The Software Freedom Conservancy (SFC), a non-profit community of open source advocates, today announced its withdrawal from GitHub in a scathing blog post urging members and supporters to rebuke the platform once and for all.
In front: The SFC’s problem with GitHub stems from allegations that Microsoft and OpenAI trained an AI system called Copilot on data published under an open source license.
Open source code is not like a donation box where you can just take whatever you want and use it any way you want.
It’s more like photography. Just because a photographer doesn’t charge you for using any of their images, you’re still ethically and legally obligated to give credit where it’s due.
According to a blog post on the SFC site, Copilot doesn’t when it comes to using other people’s code snippets:
This refers to long-standing problems with GitHub and the central reason why we should give up GitHub together. We’ve seen with Copilot, with GitHub’s core hosting service, and in almost every area of effort, GitHub’s behavior is significantly worse than their peers. We do not believe that Amazon, Atlassian, GitLab or any other for-profit hoster are perfect actors. However, a relative comparison of GitHub’s behavior with that of its peers shows that GitHub’s behavior is much worse.
Background: GitHub is the de facto repository for open source code in the world. It’s like a combination of YouTube, Twitter, and Reddit, but for programmers and the codes they produce.
Of course, there are other options. But switching from one code repository ecosystem to another isn’t the same as trading Instagram for TikTok.
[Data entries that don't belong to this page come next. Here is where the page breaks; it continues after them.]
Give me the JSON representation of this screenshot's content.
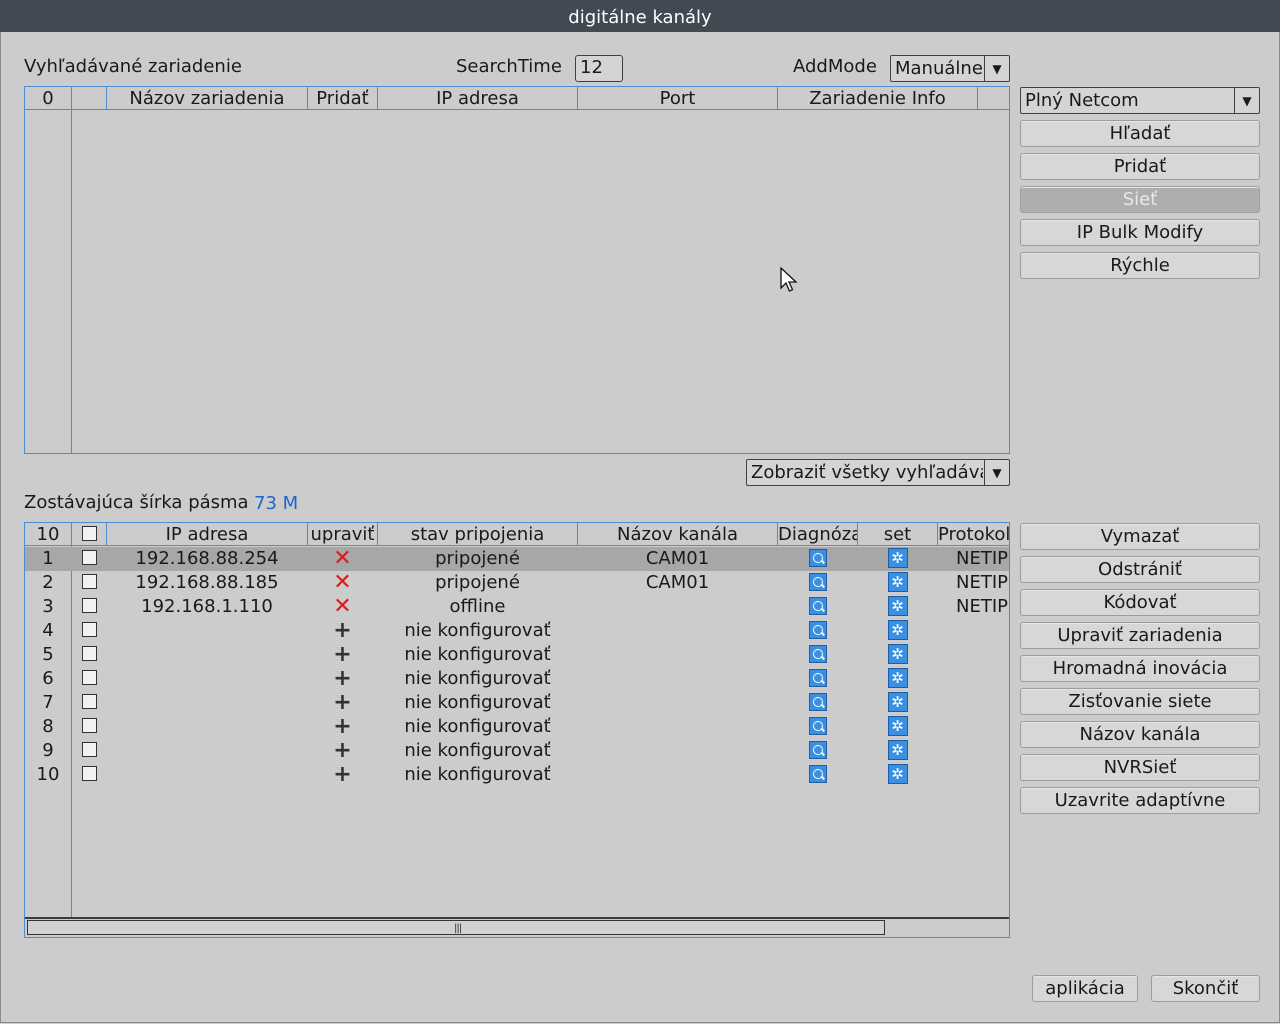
{
  "window": {
    "title": "digitálne kanály"
  },
  "search": {
    "section_label": "Vyhľadávané zariadenie",
    "search_time_label": "SearchTime",
    "search_time_value": "12",
    "add_mode_label": "AddMode",
    "add_mode_value": "Manuálne",
    "protocol_value": "Plný Netcom",
    "count": "0",
    "columns": [
      "Názov zariadenia",
      "Pridať",
      "IP adresa",
      "Port",
      "Zariadenie Info"
    ],
    "filter_value": "Zobraziť všetky vyhľadáva"
  },
  "right_buttons_top": [
    "Hľadať",
    "Pridať",
    "Sieť",
    "IP Bulk Modify",
    "Rýchle"
  ],
  "bandwidth": {
    "label": "Zostávajúca šírka pásma",
    "value": "73 M"
  },
  "channels": {
    "count": "10",
    "columns": [
      "IP adresa",
      "upraviť",
      "stav pripojenia",
      "Názov kanála",
      "Diagnóza",
      "set",
      "Protokol"
    ],
    "rows": [
      {
        "num": "1",
        "ip": "192.168.88.254",
        "action": "x",
        "status": "pripojené",
        "name": "CAM01",
        "protocol": "NETIP",
        "selected": true
      },
      {
        "num": "2",
        "ip": "192.168.88.185",
        "action": "x",
        "status": "pripojené",
        "name": "CAM01",
        "protocol": "NETIP",
        "selected": false
      },
      {
        "num": "3",
        "ip": "192.168.1.110",
        "action": "x",
        "status": "offline",
        "name": "",
        "protocol": "NETIP",
        "selected": false
      },
      {
        "num": "4",
        "ip": "",
        "action": "+",
        "status": "nie konfigurovať",
        "name": "",
        "protocol": "",
        "selected": false
      },
      {
        "num": "5",
        "ip": "",
        "action": "+",
        "status": "nie konfigurovať",
        "name": "",
        "protocol": "",
        "selected": false
      },
      {
        "num": "6",
        "ip": "",
        "action": "+",
        "status": "nie konfigurovať",
        "name": "",
        "protocol": "",
        "selected": false
      },
      {
        "num": "7",
        "ip": "",
        "action": "+",
        "status": "nie konfigurovať",
        "name": "",
        "protocol": "",
        "selected": false
      },
      {
        "num": "8",
        "ip": "",
        "action": "+",
        "status": "nie konfigurovať",
        "name": "",
        "protocol": "",
        "selected": false
      },
      {
        "num": "9",
        "ip": "",
        "action": "+",
        "status": "nie konfigurovať",
        "name": "",
        "protocol": "",
        "selected": false
      },
      {
        "num": "10",
        "ip": "",
        "action": "+",
        "status": "nie konfigurovať",
        "name": "",
        "protocol": "",
        "selected": false
      }
    ]
  },
  "right_buttons_bottom": [
    "Vymazať",
    "Odstrániť",
    "Kódovať",
    "Upraviť zariadenia",
    "Hromadná inovácia",
    "Zisťovanie siete",
    "Názov kanála",
    "NVRSieť",
    "Uzavrite adaptívne"
  ],
  "footer": {
    "apply": "aplikácia",
    "exit": "Skončiť"
  },
  "colors": {
    "accent": "#4c8fd0",
    "title_bar": "#414a52",
    "bandwidth": "#1f64c8",
    "delete_icon": "#e01818"
  }
}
Microsoft acquired GitHub in 2018 for more than $7 billion.
In the time since, Microsoft leveraged its position as OpenAI’s primary benefactor in a concerted effort to build Copilot.
And the only way to access Copilot is through a special invite from Microsoft or a paid subscription.
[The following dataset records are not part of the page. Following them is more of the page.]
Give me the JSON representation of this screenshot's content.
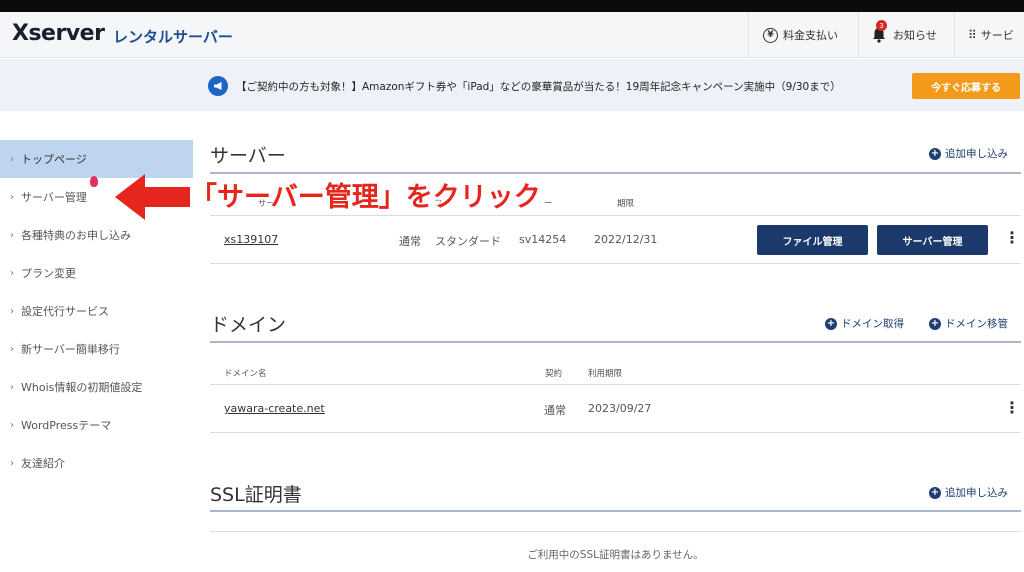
{
  "header": {
    "logo": "Xserver",
    "product": "レンタルサーバー",
    "payment_label": "料金支払い",
    "payment_icon_glyph": "¥",
    "notice_label": "お知らせ",
    "notice_count": "3",
    "services_label": "サービ"
  },
  "banner": {
    "text": "【ご契約中の方も対象！】Amazonギフト券や「iPad」などの豪華賞品が当たる！19周年記念キャンペーン実施中（9/30まで）",
    "button": "今すぐ応募する",
    "icon": "megaphone-icon"
  },
  "sidebar": {
    "items": [
      {
        "label": "トップページ"
      },
      {
        "label": "サーバー管理"
      },
      {
        "label": "各種特典のお申し込み"
      },
      {
        "label": "プラン変更"
      },
      {
        "label": "設定代行サービス"
      },
      {
        "label": "新サーバー簡単移行"
      },
      {
        "label": "Whois情報の初期値設定"
      },
      {
        "label": "WordPressテーマ"
      },
      {
        "label": "友達紹介"
      }
    ]
  },
  "server": {
    "title": "サーバー",
    "add_link": "追加申し込み",
    "headers": [
      "サー",
      "フ",
      "ー",
      "期限"
    ],
    "row": {
      "id": "xs139107",
      "contract": "通常",
      "plan": "スタンダード",
      "host": "sv14254",
      "expiry": "2022/12/31",
      "file_btn": "ファイル管理",
      "server_btn": "サーバー管理"
    }
  },
  "domain": {
    "title": "ドメイン",
    "acquire_link": "ドメイン取得",
    "transfer_link": "ドメイン移管",
    "headers": [
      "ドメイン名",
      "契約",
      "利用期限"
    ],
    "row": {
      "name": "yawara-create.net",
      "contract": "通常",
      "expiry": "2023/09/27"
    }
  },
  "ssl": {
    "title": "SSL証明書",
    "add_link": "追加申し込み",
    "empty": "ご利用中のSSL証明書はありません。"
  },
  "annotation": {
    "text": "「サーバー管理」をクリック",
    "color": "#e5261c"
  }
}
The SFC and other open source proponents are angry that Microsoft and OpenAI are essentially monetizing other people’s code and depriving those who use that code of their ability to give proper credit.
In other words, Microsoft takes people’s work, takes credit, and sells it to others through algorithms.
A solution: Kill the copilot. Alternatively, Microsoft and OpenAI could build a time machine, go back in time, and label each individual data point in Copilot’s database, so that a second model could be built that would apply appropriate credit to each output.
But it’s always easier to exploit the Wild West’s regulatory environment and take advantage of people than to care about the ethics of the products and services you offer.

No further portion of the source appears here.